Help

If you understand the five concepts below, you understand how the factory works. The rest is implementation detail.

What works today vs. what’s coming

You’re looking at v0.1 — scaffolding, auth, and the database. Most action buttons in the dashboard (“Submit a job”, “Register an app”) don’t do anything yet because the machinery behind them lands in later phases. Here’s the honest map:

P1 — done Sign in (GitHub OAuth + org-membership), navigate the dashboard, hit /api/health, deploy via Upsun.
P2 — next Submit a job → factory dispatches claude-job.yml via GitHub Actions, agent opens a PR, telemetry recorded.
P3 — later Cookiecutter template generates new apps; per-app GitHub repo + Upsun project bootstrapped.
P3b — later Per-app weekly anonymization agent (Claude Code job that updates anonymization-rules.sql via PR).
P4 — later Manifesto compliance engine; sticky comment + manifesto/score status check on PRs.
P5 — later Per-PR Upsun preview envs; factory-evals harness; weekly harness scorecard routine.
P6 — last Empathic dashboard polish: glossary keystrokes, onboarding tour, principle attribution chips, prompt examples.
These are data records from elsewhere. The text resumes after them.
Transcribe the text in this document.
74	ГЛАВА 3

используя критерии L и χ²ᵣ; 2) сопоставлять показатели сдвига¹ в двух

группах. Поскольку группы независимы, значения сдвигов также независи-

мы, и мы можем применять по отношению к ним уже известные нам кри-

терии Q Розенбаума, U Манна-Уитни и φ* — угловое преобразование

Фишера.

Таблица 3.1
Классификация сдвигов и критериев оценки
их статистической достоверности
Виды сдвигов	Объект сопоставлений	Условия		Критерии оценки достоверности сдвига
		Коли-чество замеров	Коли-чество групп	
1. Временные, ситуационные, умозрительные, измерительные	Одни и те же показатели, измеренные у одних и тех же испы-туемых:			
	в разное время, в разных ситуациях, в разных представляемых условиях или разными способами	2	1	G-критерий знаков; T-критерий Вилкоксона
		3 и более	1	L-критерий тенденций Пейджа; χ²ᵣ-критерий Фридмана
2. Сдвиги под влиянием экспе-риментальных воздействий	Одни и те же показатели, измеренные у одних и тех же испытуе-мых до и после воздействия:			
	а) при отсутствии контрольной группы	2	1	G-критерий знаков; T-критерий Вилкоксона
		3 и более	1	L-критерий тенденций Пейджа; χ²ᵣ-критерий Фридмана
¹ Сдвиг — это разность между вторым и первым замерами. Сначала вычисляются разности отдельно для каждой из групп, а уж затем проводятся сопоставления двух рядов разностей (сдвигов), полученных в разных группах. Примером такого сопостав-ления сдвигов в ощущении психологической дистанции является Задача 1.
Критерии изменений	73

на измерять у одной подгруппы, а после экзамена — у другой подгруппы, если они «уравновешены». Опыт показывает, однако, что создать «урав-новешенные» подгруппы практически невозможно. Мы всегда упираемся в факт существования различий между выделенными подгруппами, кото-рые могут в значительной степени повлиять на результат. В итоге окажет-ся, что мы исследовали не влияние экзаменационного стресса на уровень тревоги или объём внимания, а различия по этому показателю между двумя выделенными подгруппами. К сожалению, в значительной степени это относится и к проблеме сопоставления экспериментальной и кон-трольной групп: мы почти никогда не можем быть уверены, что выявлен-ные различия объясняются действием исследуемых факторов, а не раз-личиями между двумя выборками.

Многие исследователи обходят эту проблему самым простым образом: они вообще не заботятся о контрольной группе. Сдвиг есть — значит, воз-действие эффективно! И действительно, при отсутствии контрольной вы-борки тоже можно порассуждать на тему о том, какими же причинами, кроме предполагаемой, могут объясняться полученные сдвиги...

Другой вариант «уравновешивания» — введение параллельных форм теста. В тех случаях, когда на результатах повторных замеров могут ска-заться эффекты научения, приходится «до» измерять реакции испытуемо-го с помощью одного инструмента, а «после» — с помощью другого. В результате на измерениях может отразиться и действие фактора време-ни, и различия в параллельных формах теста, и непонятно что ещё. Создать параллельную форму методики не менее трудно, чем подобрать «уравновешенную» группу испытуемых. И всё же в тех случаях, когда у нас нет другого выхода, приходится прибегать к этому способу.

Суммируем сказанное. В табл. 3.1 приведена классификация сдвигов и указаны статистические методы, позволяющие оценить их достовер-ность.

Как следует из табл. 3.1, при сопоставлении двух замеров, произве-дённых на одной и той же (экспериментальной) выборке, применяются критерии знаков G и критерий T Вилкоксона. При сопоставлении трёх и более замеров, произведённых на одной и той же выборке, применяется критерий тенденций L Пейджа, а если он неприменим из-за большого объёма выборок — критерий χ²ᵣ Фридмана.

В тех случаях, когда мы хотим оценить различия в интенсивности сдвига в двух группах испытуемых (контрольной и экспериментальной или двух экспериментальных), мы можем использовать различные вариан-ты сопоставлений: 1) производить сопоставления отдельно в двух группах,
Full plan with phase-by-phase deliverables: PLAN.md on GitHub.

The five concepts

The factory is a PR-opening machine

Every factory action ends in a pull request. The agent never pushes directly to main. The PR is the unit of review, rollback, and audit.

The harness is what makes the agent reliable

The agent (Claude Code) is the brain. The harness is everything around it — hooks, evals, manifesto checks, prompts. You don't make the agent better by tweaking the agent; you make it better by improving the harness.

Each generated app is a fully isolated sibling

Own GitHub repo, own Upsun project, own DB. The factory only opens PRs against an app's repo — it never reaches into the app's runtime.

Mechanical verification is the only way this scales

Manifesto checks, evals, layered-architecture tests, telemetry. Humans review what mechanical checks couldn't catch — judgment calls, novel cases.

The dashboard is a teacher

Every page answers what is this, why does it matter, what should I do. Press ? for the glossary. The harness scorecard at /harness gives you a weekly read on which principles are slipping.

The five harness principles

Constrain

Hooks, allowed tools, branch protection, and per-app isolation cap blast radius. If an agent shouldn't be able to do X, the hook denies it.

Inform

CLAUDE.md, skills/, docs/, prompt templates. Information lives in artifacts the agent reads at job time so it doesn't have to re-derive context.

Verify

Manifesto checks, evals, layered-architecture test, telemetry. If only humans can tell whether the agent did the right thing, you have a bottleneck, not a factory.

Correct

@claude PR review iterations and ADRs that capture rationale. Verification findsproblems; correction primitives let the agent fix them without a fresh job.

Human-in-loop

All factory actions land as PRs. Sticky comments summarize deltas. Branch protectionblocks merge below threshold — humans review the right things at the right time.

When you’re stuck

Check the relevant page; read “Why this matters.”
Press ? for the glossary.
Read the relevant section of HARNESS.md and LEARNING.md.
Check RUNBOOK.md for known incidents.
Open an issue with the prompt + outcome + your guess at what went wrong.
Update LEARNING.md with what confused you. Future-you will thank present-you.